Rahm himself was an opportunist and fortune seeker, more interested in attracting attention and book sales than legitimacy. As the Nazis became popular he turned to Nazism, and incorporated the Cathars into an entirely fictitious narrative to serve Nazi ideology. The best thing that can be said about Rahm’s second and more debased effort at harnessing the Cathar myth is that, thankfully, it was mostly ignored by history.
Simone Weil
Fortunately for history the best known writer on the Cathars who touched on Esclarmonde would be Simone Weil, a profound progressive. Largely pacifist she was a profound antifascist, and supported the Anarchist Durruti Column in the Spanish Civil War, and worked as a laborer in auto factories to better understand the working class. An impressive intellectual who was proficient in Ancient Greek by the age of twelve, Weil adopted men’s clothing and manners and presented a strong model for later queer women.
Weil attempted to fight on the Aragon Front of the Spanish Civil war, the struggle against fascism which defined the late 1930s, but was relegated to noncombat duties because of her short-sightedness. During her stay on the front she wrote dispatches for Le Libertaire, and eventually had a short stint with a commando unit, but was discharged similarly for poor vision. Her writing on the Cathars was serious and thoughtful, and Weil too believed in a profound mystical basis for Catharism, as well as related Grail Lore. While more careful historians have noted this is not borne out by the surviving confessions, Weil countered “official history is believing the murderers at their word.”

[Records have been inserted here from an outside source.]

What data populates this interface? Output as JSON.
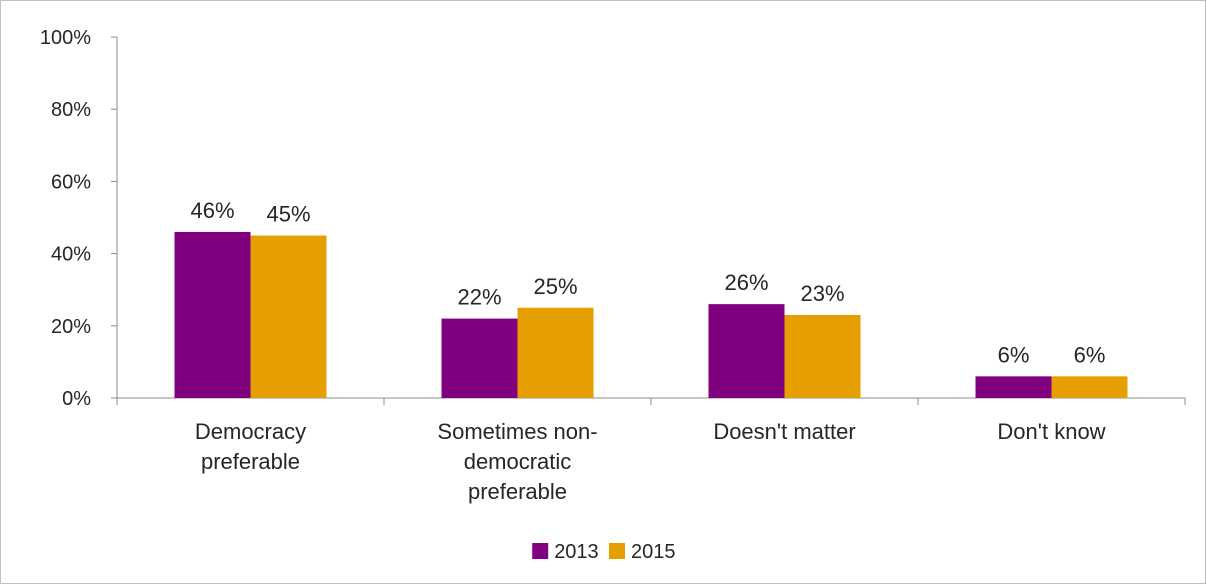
{
  "chart_data": {
    "type": "bar",
    "categories": [
      [
        "Democracy",
        "preferable"
      ],
      [
        "Sometimes non-",
        "democratic",
        "preferable"
      ],
      [
        "Doesn't matter"
      ],
      [
        "Don't know"
      ]
    ],
    "series": [
      {
        "name": "2013",
        "values": [
          46,
          22,
          26,
          6
        ],
        "labels": [
          "46%",
          "22%",
          "26%",
          "6%"
        ],
        "color": "#800080"
      },
      {
        "name": "2015",
        "values": [
          45,
          25,
          23,
          6
        ],
        "labels": [
          "45%",
          "25%",
          "23%",
          "6%"
        ],
        "color": "#E69F00"
      }
    ],
    "ylim": [
      0,
      100
    ],
    "yticks": [
      0,
      20,
      40,
      60,
      80,
      100
    ],
    "ytick_labels": [
      "0%",
      "20%",
      "40%",
      "60%",
      "80%",
      "100%"
    ],
    "grid": false,
    "legend_position": "bottom-center",
    "title": "",
    "xlabel": "",
    "ylabel": ""
  }
}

Esclarmonde is one of several Gnostic Saints from the Cathar movement, but with her close association with Grail Lore she is for us perhaps the most symbolic. She shares the fighting spirit of her latter day champion, Simone Weil, as well as Weil’s refusal to accept the traditional role of women within her world. Her ability to speak elegantly clearly provided a major kernel of leadership during the closing days of the Cathar era.
The Gnostic Church
In practical terms all the Western Gnostic Churches, including those spawned by Reuss and Crowley, descend intellectually and spiritually from the Cathars. The original impulse for the Gnostic Revival was Jules Doinel, who proclaimed “the era of Gnosis restored,” in 1890. Doinel’s era of Gnosis can, at the least, be seen as the most direct intellectual model for Crowley’s doctrine of the Aeon of Horus. Doinel had little interest in Bogomils, and while he drew from Simonian and Valentinian theory his principal interest was Catharism. His Église Gnostique used his interpretation of Cathar names, and he reconstructed Cathar rituals. If one looks to Doinel, Papus, and Bricaud for heritage one is by definition a latter day Cathar.

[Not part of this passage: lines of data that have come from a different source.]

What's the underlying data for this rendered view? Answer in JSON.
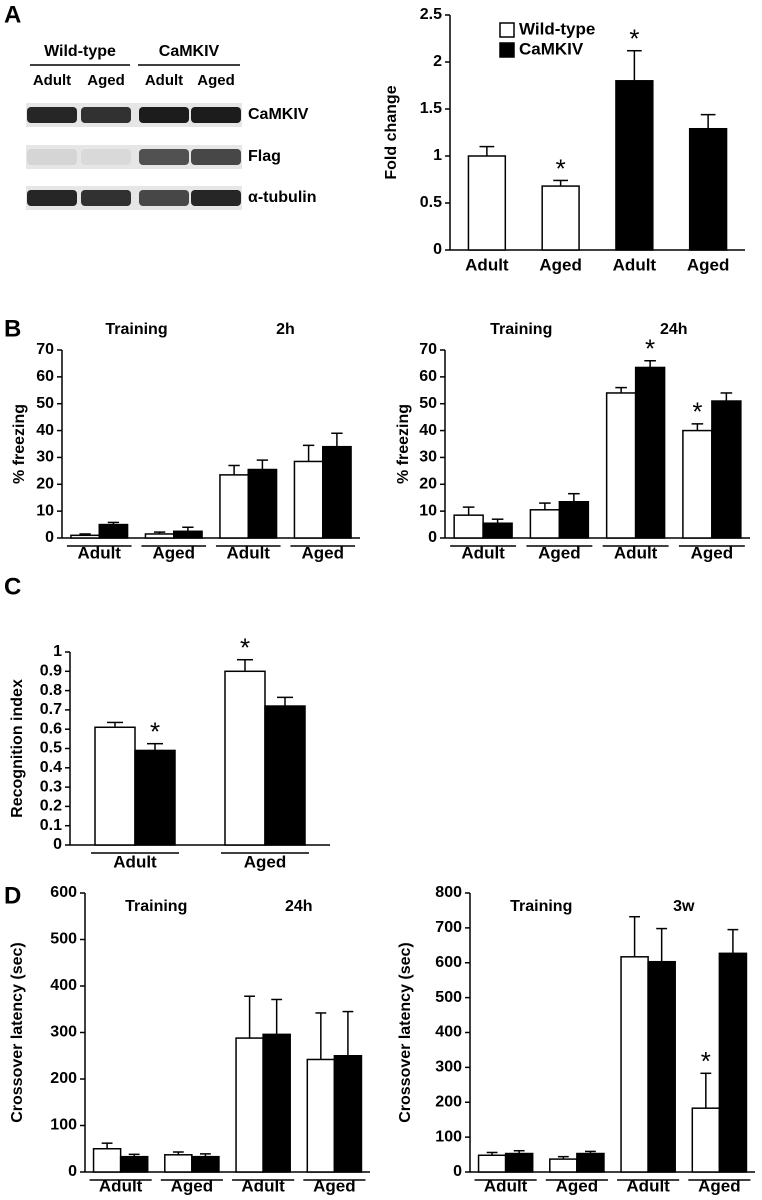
{
  "panel_labels": [
    "A",
    "B",
    "C",
    "D"
  ],
  "blot": {
    "groups": [
      "Wild-type",
      "CaMKIV"
    ],
    "lanes": [
      "Adult",
      "Aged",
      "Adult",
      "Aged"
    ],
    "rows": [
      "CaMKIV",
      "Flag",
      "α-tubulin"
    ]
  },
  "chart_data": [
    {
      "type": "bar",
      "y_label": "Fold change",
      "ylim": [
        0,
        2.5
      ],
      "yticks": [
        0,
        0.5,
        1,
        1.5,
        2,
        2.5
      ],
      "legend": "top-left",
      "categories": [
        "Adult",
        "Aged",
        "Adult",
        "Aged"
      ],
      "series": [
        {
          "name": "Wild-type",
          "color": "#ffffff",
          "values": [
            1.0,
            0.68,
            null,
            null
          ],
          "errors": [
            0.1,
            0.06,
            null,
            null
          ],
          "annotations": [
            null,
            "*",
            null,
            null
          ]
        },
        {
          "name": "CaMKIV",
          "color": "#000000",
          "values": [
            null,
            null,
            1.8,
            1.29
          ],
          "errors": [
            null,
            null,
            0.32,
            0.15
          ],
          "annotations": [
            null,
            null,
            "*",
            null
          ]
        }
      ]
    },
    {
      "type": "bar",
      "y_label": "% freezing",
      "ylim": [
        0,
        70
      ],
      "yticks": [
        0,
        10,
        20,
        30,
        40,
        50,
        60,
        70
      ],
      "sections": [
        "Training",
        "2h"
      ],
      "categories": [
        "Adult",
        "Aged",
        "Adult",
        "Aged"
      ],
      "series": [
        {
          "color": "#ffffff",
          "values": [
            1.0,
            1.5,
            23.5,
            28.5
          ],
          "errors": [
            0.5,
            0.7,
            3.5,
            6
          ]
        },
        {
          "color": "#000000",
          "values": [
            5.0,
            2.5,
            25.5,
            34
          ],
          "errors": [
            0.8,
            1.5,
            3.5,
            5
          ]
        }
      ]
    },
    {
      "type": "bar",
      "y_label": "% freezing",
      "ylim": [
        0,
        70
      ],
      "yticks": [
        0,
        10,
        20,
        30,
        40,
        50,
        60,
        70
      ],
      "sections": [
        "Training",
        "24h"
      ],
      "categories": [
        "Adult",
        "Aged",
        "Adult",
        "Aged"
      ],
      "series": [
        {
          "color": "#ffffff",
          "values": [
            8.5,
            10.5,
            54,
            40
          ],
          "errors": [
            3,
            2.5,
            2,
            2.5
          ],
          "annotations": [
            null,
            null,
            null,
            "*"
          ]
        },
        {
          "color": "#000000",
          "values": [
            5.5,
            13.5,
            63.5,
            51
          ],
          "errors": [
            1.5,
            3,
            2.5,
            3
          ],
          "annotations": [
            null,
            null,
            "*",
            null
          ]
        }
      ]
    },
    {
      "type": "bar",
      "y_label": "Recognition index",
      "ylim": [
        0,
        1
      ],
      "yticks": [
        0,
        0.1,
        0.2,
        0.3,
        0.4,
        0.5,
        0.6,
        0.7,
        0.8,
        0.9,
        1
      ],
      "categories": [
        "Adult",
        "Aged"
      ],
      "series": [
        {
          "color": "#ffffff",
          "values": [
            0.61,
            0.9
          ],
          "errors": [
            0.025,
            0.06
          ],
          "annotations": [
            null,
            "*"
          ]
        },
        {
          "color": "#000000",
          "values": [
            0.49,
            0.72
          ],
          "errors": [
            0.035,
            0.045
          ],
          "annotations": [
            "*",
            null
          ]
        }
      ]
    },
    {
      "type": "bar",
      "y_label": "Crossover latency (sec)",
      "ylim": [
        0,
        600
      ],
      "yticks": [
        0,
        100,
        200,
        300,
        400,
        500,
        600
      ],
      "sections": [
        "Training",
        "24h"
      ],
      "categories": [
        "Adult",
        "Aged",
        "Adult",
        "Aged"
      ],
      "series": [
        {
          "color": "#ffffff",
          "values": [
            50,
            37,
            288,
            242
          ],
          "errors": [
            12,
            6,
            90,
            100
          ]
        },
        {
          "color": "#000000",
          "values": [
            33,
            33,
            296,
            250
          ],
          "errors": [
            5,
            6,
            75,
            95
          ]
        }
      ]
    },
    {
      "type": "bar",
      "y_label": "Crossover latency (sec)",
      "ylim": [
        0,
        800
      ],
      "yticks": [
        0,
        100,
        200,
        300,
        400,
        500,
        600,
        700,
        800
      ],
      "sections": [
        "Training",
        "3w"
      ],
      "categories": [
        "Adult",
        "Aged",
        "Adult",
        "Aged"
      ],
      "series": [
        {
          "color": "#ffffff",
          "values": [
            48,
            37,
            617,
            183
          ],
          "errors": [
            8,
            7,
            115,
            100
          ],
          "annotations": [
            null,
            null,
            null,
            "*"
          ]
        },
        {
          "color": "#000000",
          "values": [
            53,
            53,
            603,
            627
          ],
          "errors": [
            8,
            6,
            95,
            68
          ]
        }
      ]
    }
  ]
}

This doesn’t mean that we have to believe what the Cathars believed, or ignore the profound influence of Protestantism and English Nonconformism on the existence of Thelema. And it is possible that the Cathar spirit informs us more in principle than in fact. The Cathars as defiant against Rome, as free spirited and empowering women, may be stronger takeaways than the details of Paulician/Bogomil doctrine. But with all churches it is ultimately the legend, not the specifics which define the practice of faith. Catharism is a core of the Western Esoteric tradition.